The Gitans Jean Charland – the one involved in the 1978 murders, who set the Aloha Motel fire, who became a public vagrant – died three years later in Sherbrooke on July 30, 1998. He was 39. He looked 60. I was told that he died of AIDS. If he had anything further to say of what went on in the Eastern Townships in 1978, he took his secrets with him. There was no death bed confession.
The Bikers of BC
Very early on when I started this website I wrote about the Fernand Laplante affair. I read about it in a Allo Police annual almanac, and posted the photos of Laplante, Charland, Grimard, Bergeron, and Beullac, typefaced with a garish red background (so Allo), sometime around the early 2000s. Almost immediately, I got a call from my father asking me to take it all down.
He told me an old college friend of his, who had been friends with Laplante, had been contacted by some “people in British Columbia”. When I pressed him on who this was, it became obvious that he was referring to members of organized crime, bikers who the college friend was acquainted with, who suggested it would be in my best interest if I did not write about such things. I’m an obedient son, so I did what I was told, I took the story down. I will note that in 1978, my parents had no knowledge of any of the murders that had occurred earlier in the year prior to Theresa’s disappearance; not Grimard and Bergeron, not Fecteau, or even Manon Dube. This information was withheld from them by police, and they were living outside of Quebec, their local news would not have covered the stories. It’s doubtful police even made the connection with these cases themselves at the time, or is it? We shall see.
Years later, just before he died, I asked my dad about this episode. By this time, his college friend had passed, so I was hoping to get some more information, perhaps the true nature of his urging. But my father changed the story. Now it wasn’t bikers from B.C., it was simply that the college friend had known Fernand Laplante, and now that he was out on parole, he wanted to see that he got a fresh start, he didn’t need me dredging up the past. It would be better that I not talk about such things, and leave the past to memory.
My father only ever lied under rare and exceptional circumstances. It’s not my memory that is faulty, I know what he said the first time.
Theresa Allore didn’t get 20 more years as Jean Charland or other criminals; she had a whole life waiting at her feet and she died a violent death at the age of 19.

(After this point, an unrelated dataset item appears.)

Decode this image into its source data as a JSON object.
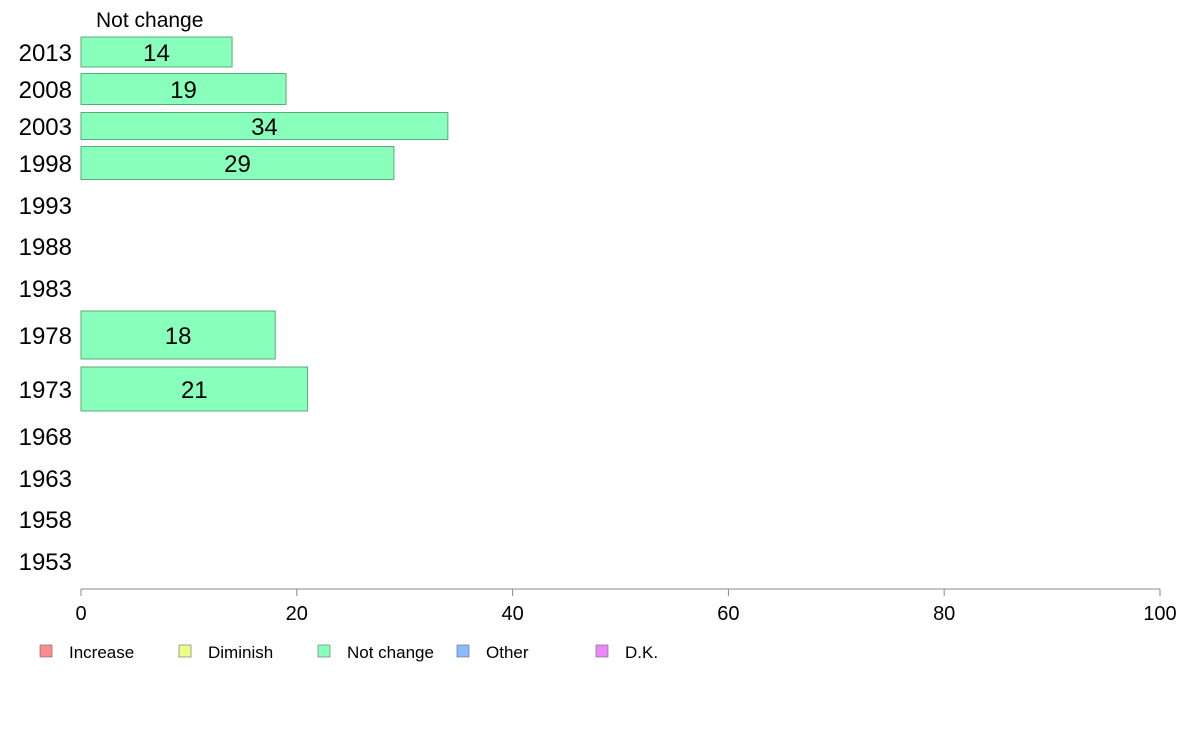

I don’t want to underestimate those criminals such as Jean Charland, Régis Lachance, Luc Grégoire etc., and their despicable offenses, they committed horrible crimes.

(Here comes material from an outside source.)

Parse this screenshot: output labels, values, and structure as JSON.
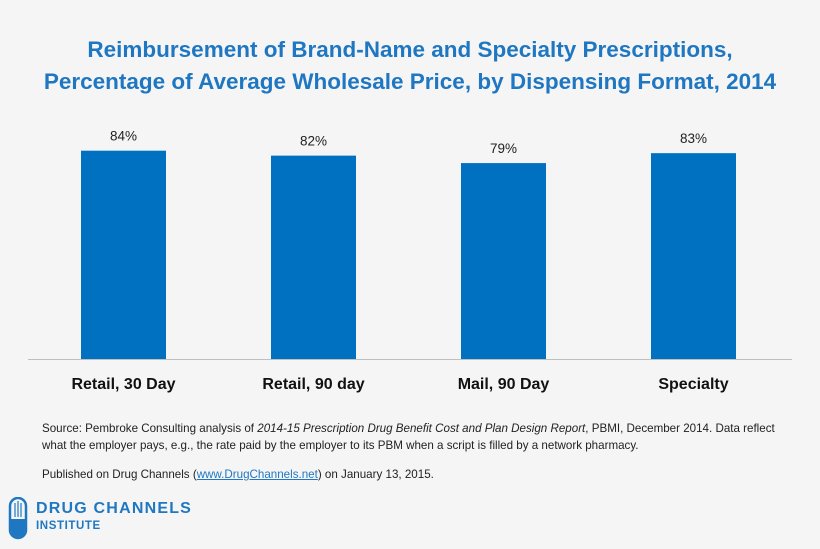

However, Sûreté du Québec, and Québec government, the whole justice system was corrupted in the late 1970s and the SQ itself was an “organized crime institution” that was getting paid by taxpayers, and they had sworn an oath to protect and serve the citizens. They created those criminals such as Jean Charland…
When one puts those authority figures such as corrupted members of SQ, and what damage they had caused and how their corruption impacted the whole society, into a scale and put those other criminals into that other half of the scale and I think corrupted SQ weighs heavier, because they were getting paid by taxpayers and it was their duty to protect citizens.

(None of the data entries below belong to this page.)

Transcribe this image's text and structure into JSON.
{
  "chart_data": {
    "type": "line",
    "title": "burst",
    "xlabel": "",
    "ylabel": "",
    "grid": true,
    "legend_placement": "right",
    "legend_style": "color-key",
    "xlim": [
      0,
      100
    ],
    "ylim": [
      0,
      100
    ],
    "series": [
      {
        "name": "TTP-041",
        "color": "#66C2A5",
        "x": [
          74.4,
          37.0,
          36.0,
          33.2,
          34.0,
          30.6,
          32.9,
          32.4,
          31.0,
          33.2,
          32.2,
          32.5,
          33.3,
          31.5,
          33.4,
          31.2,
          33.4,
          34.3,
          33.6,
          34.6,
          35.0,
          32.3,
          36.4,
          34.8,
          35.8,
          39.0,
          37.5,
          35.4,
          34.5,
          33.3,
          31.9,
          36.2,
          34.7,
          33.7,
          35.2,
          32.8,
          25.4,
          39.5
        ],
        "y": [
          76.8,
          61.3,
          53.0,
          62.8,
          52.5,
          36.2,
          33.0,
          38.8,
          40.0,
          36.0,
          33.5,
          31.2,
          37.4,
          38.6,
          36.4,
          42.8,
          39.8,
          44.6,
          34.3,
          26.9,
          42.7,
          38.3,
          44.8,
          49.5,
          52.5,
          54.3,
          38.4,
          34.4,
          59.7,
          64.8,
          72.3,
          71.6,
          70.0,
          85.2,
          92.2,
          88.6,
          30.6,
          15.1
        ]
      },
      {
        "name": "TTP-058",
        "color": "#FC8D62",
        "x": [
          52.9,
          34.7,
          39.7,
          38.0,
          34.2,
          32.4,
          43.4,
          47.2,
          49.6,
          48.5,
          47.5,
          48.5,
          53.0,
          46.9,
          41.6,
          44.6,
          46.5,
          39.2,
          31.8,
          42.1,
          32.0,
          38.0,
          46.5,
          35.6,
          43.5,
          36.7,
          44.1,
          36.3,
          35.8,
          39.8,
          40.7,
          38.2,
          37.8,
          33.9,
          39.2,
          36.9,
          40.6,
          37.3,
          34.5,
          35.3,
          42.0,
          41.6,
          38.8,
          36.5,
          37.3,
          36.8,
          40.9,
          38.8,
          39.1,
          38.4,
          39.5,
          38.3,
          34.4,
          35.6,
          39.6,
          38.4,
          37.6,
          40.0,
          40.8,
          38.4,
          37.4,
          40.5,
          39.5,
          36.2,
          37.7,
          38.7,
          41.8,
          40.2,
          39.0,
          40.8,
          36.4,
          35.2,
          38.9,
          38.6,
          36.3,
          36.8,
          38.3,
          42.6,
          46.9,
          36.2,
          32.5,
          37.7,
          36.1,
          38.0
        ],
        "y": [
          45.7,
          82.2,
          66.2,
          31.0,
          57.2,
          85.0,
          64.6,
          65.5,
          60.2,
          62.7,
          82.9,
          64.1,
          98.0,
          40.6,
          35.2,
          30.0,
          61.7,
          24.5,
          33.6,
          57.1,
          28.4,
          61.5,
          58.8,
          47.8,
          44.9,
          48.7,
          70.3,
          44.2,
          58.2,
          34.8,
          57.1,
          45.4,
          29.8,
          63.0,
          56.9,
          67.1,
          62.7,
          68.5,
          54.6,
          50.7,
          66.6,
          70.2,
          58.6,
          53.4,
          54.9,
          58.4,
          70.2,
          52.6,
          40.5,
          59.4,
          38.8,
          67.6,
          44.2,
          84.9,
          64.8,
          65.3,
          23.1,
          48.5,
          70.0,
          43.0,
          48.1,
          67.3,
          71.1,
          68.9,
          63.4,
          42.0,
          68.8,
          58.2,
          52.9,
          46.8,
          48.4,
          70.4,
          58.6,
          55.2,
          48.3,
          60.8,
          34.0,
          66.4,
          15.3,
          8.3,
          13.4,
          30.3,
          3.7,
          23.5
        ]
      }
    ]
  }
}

One would think, after 44 years the current SQ of today and current Québec government, the justice system would try to make it up to its citizens and taxpayers for all those injustices they have suffered in the past 44 years and are suffering today.
They can’t bring Theresa Allore and hundreds of those murdered young girls back, but at least they can acknowledge their past mistakes, be transparent, and compensate the victim’s families and bring reforms. What they also must do, it’s their duty and moral duty to do is that even though it’s posthumously done, even though those criminals and corrupt police officers may no longer be alive today, they can posthumously solve those crimes now. It takes honesty, integrity, discipline, and dedication. As long as those steps aren’t taken, they are no better than the corrupted SQ of 1970s. It’s never too late to do the right thing.